Image annotation is one of the most essential tasks for guaranteeing proper treatment for patients and tracking progress over the course of therapy in the field of medical imaging and disease diagnosis. However, manually annotating a lot of 2D and 3D imaging data can be extremely tedious. Deep Learning (DL) based segmentation algorithms have completely transformed this process and made it possible to automate image segmentation. By accurately segmenting medical images, these algorithms can greatly minimize the time and effort necessary for manual annotation. Additionally, by incorporating Active Learning (AL) methods, these segmentation algorithms can perform far more effectively with a smaller amount of ground truth data. We introduce MedDeepCyleAL, an end-to-end framework implementing the complete AL cycle. It provides researchers with the flexibility to choose the type of deep learning model they wish to employ and includes an annotation tool that supports the classification and segmentation of medical images. The user-friendly interface allows for easy alteration of the AL and DL model settings through a configuration file, requiring no prior programming experience. While MedDeepCyleAL can be applied to any kind of image data, we have specifically applied it to ophthalmology data in this project.

Figures (8)

• Figure 1: Design of the AL cycle and the functionality of the individual components: The first step consists of the annotation of an initial data set through the Annotation Tool (AT). The annotation information is then forwarded to a Controller, which initiates the update of the data set (2.) and triggers the next AL learning cycle (3.). The back-end then trains a deep learning model and performs the querying of the non-annotated data (4.). The top $n$ samples resulting from the querying are then sent to the controller, which in turn sends the information to the AT (5). With the help of a data preparation tool, the AT then downloads new samples (6.) and generates preliminary annotations with a pre-trained model. Those preliminary annotations serve to facilitate the annotation process by proposing labels/segmentation, thus reducing annotation costs.
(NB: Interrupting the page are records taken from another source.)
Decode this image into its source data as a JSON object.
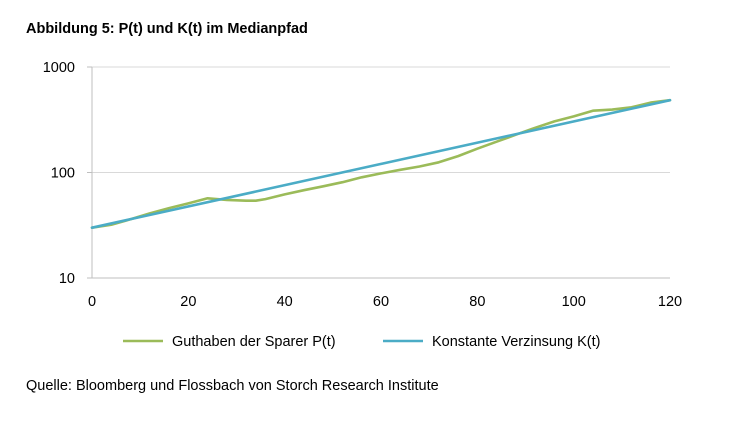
{
  "figure": {
    "title": "Abbildung 5: P(t) und K(t) im Medianpfad",
    "source": "Quelle: Bloomberg und Flossbach von Storch Research Institute"
  },
  "chart_data": {
    "type": "line",
    "title": "Abbildung 5: P(t) und K(t) im Medianpfad",
    "xlabel": "",
    "ylabel": "",
    "xlim": [
      0,
      120
    ],
    "ylim": [
      10,
      1000
    ],
    "yscale": "log",
    "xticks": [
      "0",
      "20",
      "40",
      "60",
      "80",
      "100",
      "120"
    ],
    "yticks": [
      "10",
      "100",
      "1000"
    ],
    "grid": "horizontal",
    "legend_position": "bottom",
    "series": [
      {
        "name": "Guthaben der Sparer P(t)",
        "color": "#9bbb59",
        "x": [
          0,
          4,
          8,
          12,
          16,
          20,
          24,
          28,
          32,
          34,
          36,
          40,
          44,
          48,
          52,
          56,
          60,
          64,
          68,
          72,
          76,
          80,
          84,
          88,
          92,
          96,
          100,
          104,
          108,
          112,
          116,
          120
        ],
        "y": [
          30,
          32,
          36,
          41,
          46,
          51,
          57,
          55,
          54,
          54,
          56,
          62,
          68,
          74,
          81,
          90,
          98,
          106,
          114,
          125,
          143,
          168,
          196,
          228,
          265,
          305,
          340,
          385,
          395,
          415,
          460,
          485
        ]
      },
      {
        "name": "Konstante Verzinsung K(t)",
        "color": "#4bacc6",
        "x": [
          0,
          120
        ],
        "y": [
          30,
          485
        ]
      }
    ]
  }
}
• Figure 2: OCT: a) SLO with the positioning of the exposure on the retina (white square) and the position of a slice (red line), and b) corresponding slice
• Figure 3: Architecture of the Active Learning Infrastructure
• Figure 4: Visual representation of U-net architecture ronneberger_2015
• Figure 5: Basic architecture of HUMAN: Administrators define a protocol that is translated into a state machine. The State Machine interacts with API, Database and Client GUI. Annotators annotate using the GUI.